The man and his horse are surrounded by the woods and "frozen lake," on the blackest night of the year. The man stops to ponder. It is the dead of winter. The lifeless pond lies nearby. The woods are inviting to the tired traveler--like the mythological Sirens, the woods are calling him to them. The horse, sensing that something is not right, shakes his bells, jolting the speaker and the reader out from under this trance.
The pattern of the poem also seems to mirror the death motif of the poem. The rhyming follows this scheme:
aaba bbcb ccdc dddd
This design seems to nudge the reader. Each stanza opens with a couplet. In addition, the rhyming includes one line of rhyme from each following stanza, a reflection of the man's dazed thoughts. The pattern is familiar, yet not exactly what is expected. Death, too, is familiar, but often comes without warning.

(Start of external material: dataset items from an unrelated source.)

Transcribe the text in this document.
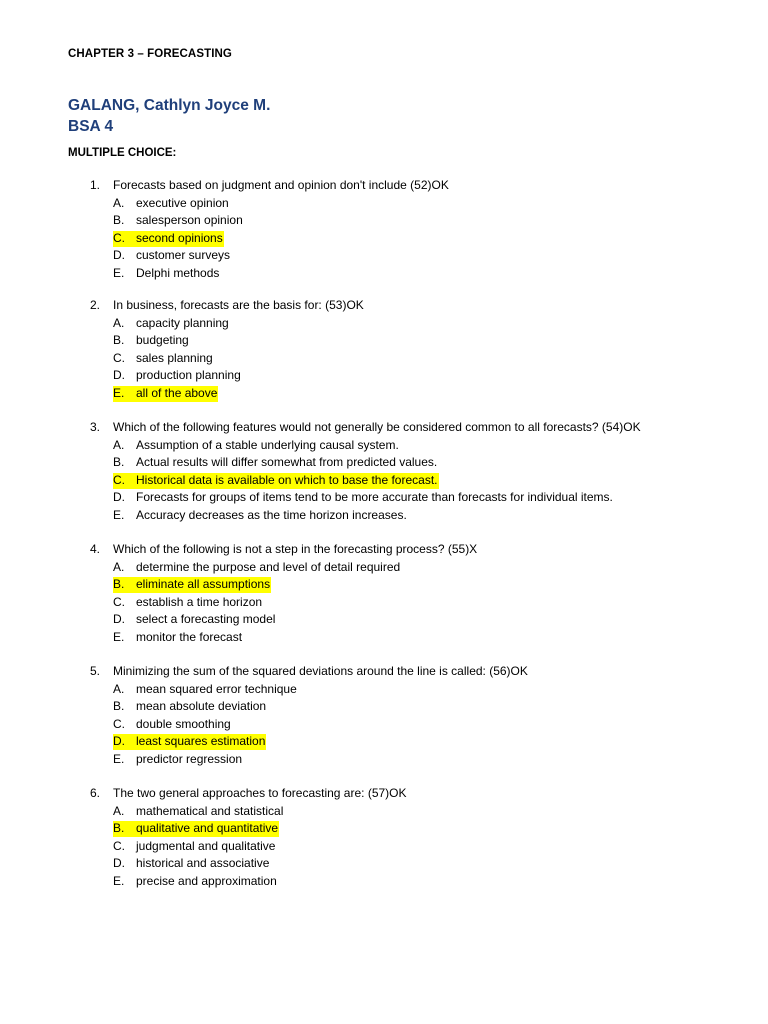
CHAPTER 3 – FORECASTING
GALANG, Cathlyn Joyce M.
BSA 4
MULTIPLE CHOICE:
1. Forecasts based on judgment and opinion don't include (52)OK
A. executive opinion
B. salesperson opinion
C. second opinions
D. customer surveys
E. Delphi methods
2. In business, forecasts are the basis for: (53)OK
A. capacity planning
B. budgeting
C. sales planning
D. production planning
E. all of the above
3. Which of the following features would not generally be considered common to all forecasts? (54)OK
A. Assumption of a stable underlying causal system.
B. Actual results will differ somewhat from predicted values.
C. Historical data is available on which to base the forecast.
D. Forecasts for groups of items tend to be more accurate than forecasts for individual items.
E. Accuracy decreases as the time horizon increases.
4. Which of the following is not a step in the forecasting process? (55)X
A. determine the purpose and level of detail required
B. eliminate all assumptions
C. establish a time horizon
D. select a forecasting model
E. monitor the forecast
5. Minimizing the sum of the squared deviations around the line is called: (56)OK
A. mean squared error technique
B. mean absolute deviation
C. double smoothing
D. least squares estimation
E. predictor regression
6. The two general approaches to forecasting are: (57)OK
A. mathematical and statistical
B. qualitative and quantitative
C. judgmental and qualitative
D. historical and associative
E. precise and approximation
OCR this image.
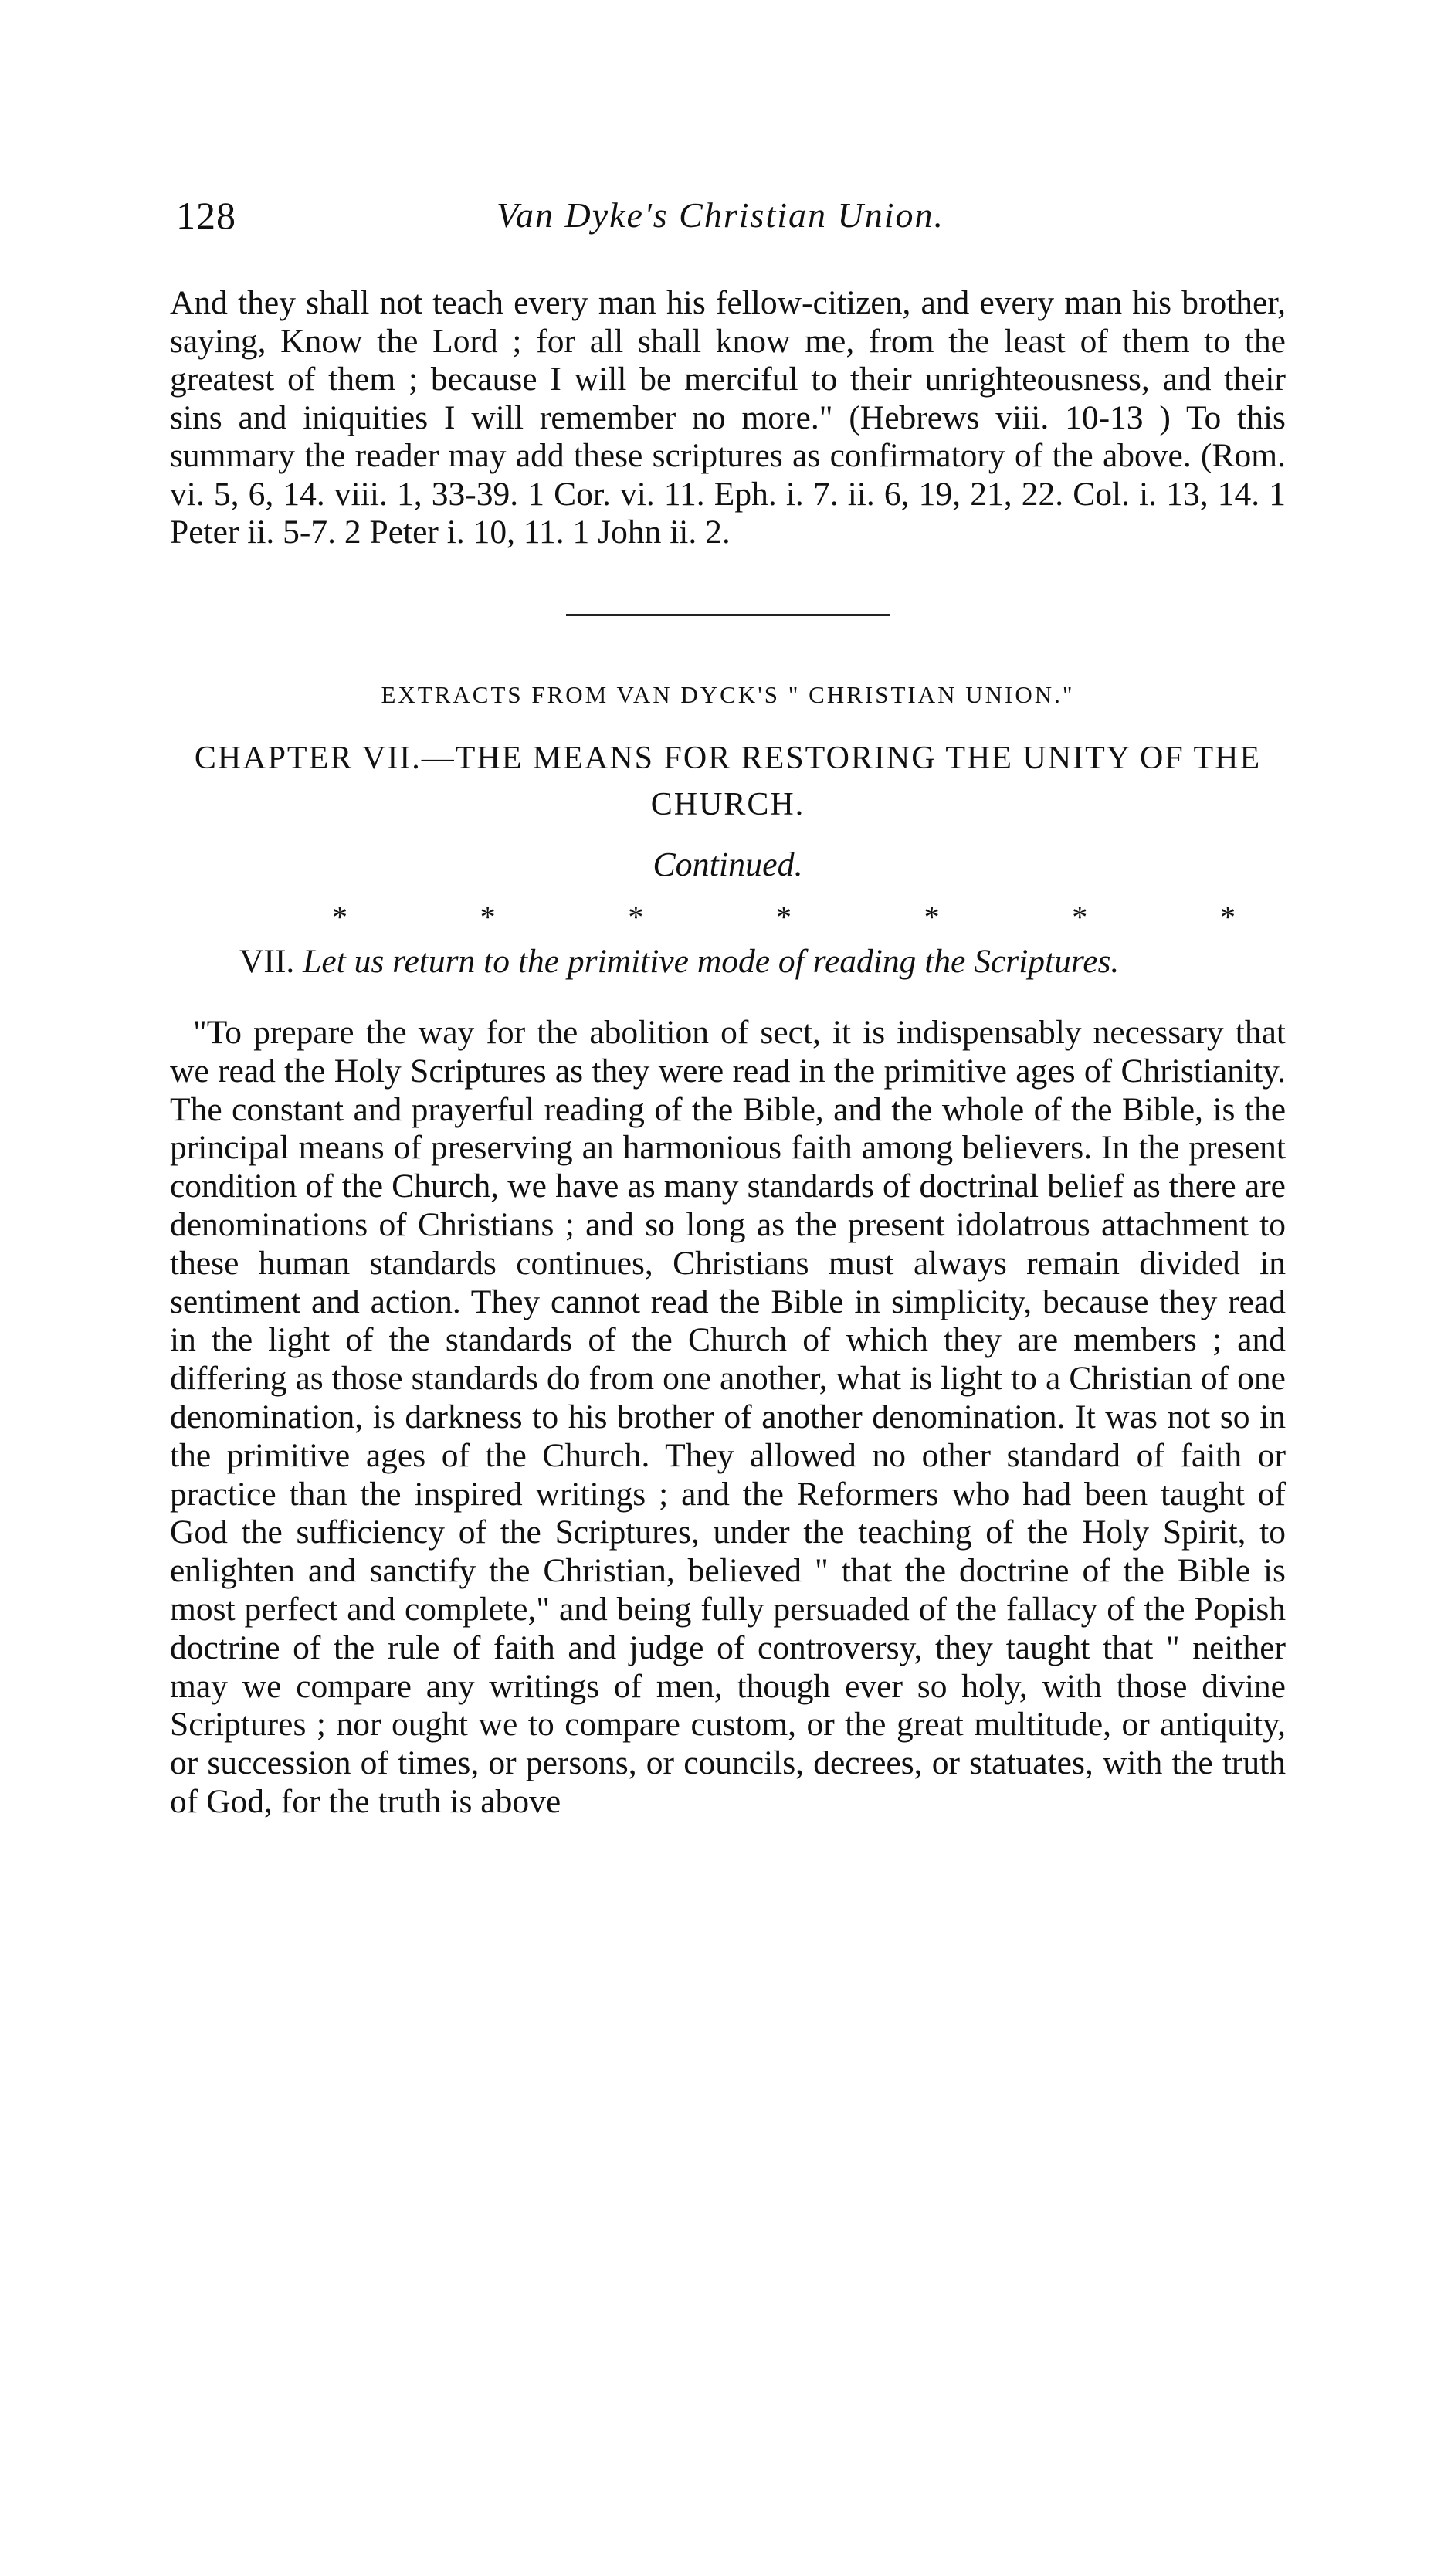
128	Van Dyke's Christian Union.

And they shall not teach every man his fellow-citizen, and every man his brother, saying, Know the Lord ; for all shall know me, from the least of them to the greatest of them ; because I will be merciful to their unrighteousness, and their sins and iniquities I will remember no more." (Hebrews viii. 10-13 ) To this summary the reader may add these scriptures as confirmatory of the above. (Rom. vi. 5, 6, 14. viii. 1, 33-39. 1 Cor. vi. 11. Eph. i. 7. ii. 6, 19, 21, 22. Col. i. 13, 14. 1 Peter ii. 5-7. 2 Peter i. 10, 11. 1 John ii. 2.

EXTRACTS FROM VAN DYCK'S " CHRISTIAN UNION."
CHAPTER VII.—THE MEANS FOR RESTORING THE UNITY OF THE CHURCH.
Continued.
*	*	*	*	*	*	*

VII. Let us return to the primitive mode of reading the Scriptures.

"To prepare the way for the abolition of sect, it is indispensably necessary that we read the Holy Scriptures as they were read in the primitive ages of Christianity. The constant and prayerful reading of the Bible, and the whole of the Bible, is the principal means of preserving an harmonious faith among believers. In the present condition of the Church, we have as many standards of doctrinal belief as there are denominations of Christians ; and so long as the present idolatrous attachment to these human standards continues, Christians must always remain divided in sentiment and action. They cannot read the Bible in simplicity, because they read in the light of the standards of the Church of which they are members ; and differing as those standards do from one another, what is light to a Christian of one denomination, is darkness to his brother of another denomination. It was not so in the primitive ages of the Church. They allowed no other standard of faith or practice than the inspired writings ; and the Reformers who had been taught of God the sufficiency of the Scriptures, under the teaching of the Holy Spirit, to enlighten and sanctify the Christian, believed " that the doctrine of the Bible is most perfect and complete," and being fully persuaded of the fallacy of the Popish doctrine of the rule of faith and judge of controversy, they taught that " neither may we compare any writings of men, though ever so holy, with those divine Scriptures ; nor ought we to compare custom, or the great multitude, or antiquity, or succession of times, or persons, or councils, decrees, or statuates, with the truth of God, for the truth is above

The last two lines signify the man's contemplation of death almost but not fully relenting to it:
And miles to go before I sleep,
And miles to go before I sleep.
Sleep is the natural recurring physiological state of rest. Symbolically, sleep also represents the peace of death. The last two lines bemoan what lies ahead--a long life without the peace of sleep.
The repetition of the these lines supports their importance. Their impact is soothing; however, the lines are neither to be ignored nor forgotten. The narrator literally has a long journey ahead of him. Figuratively, he also has a long time before the final journey toward death.
The poem implies a good deal more than its actually says. It asks to be read again and again. The basic conflict in the poem, resolved in the last stanza, is between an attraction toward letting nature take him back or give into the pull of responsibility outside the woods.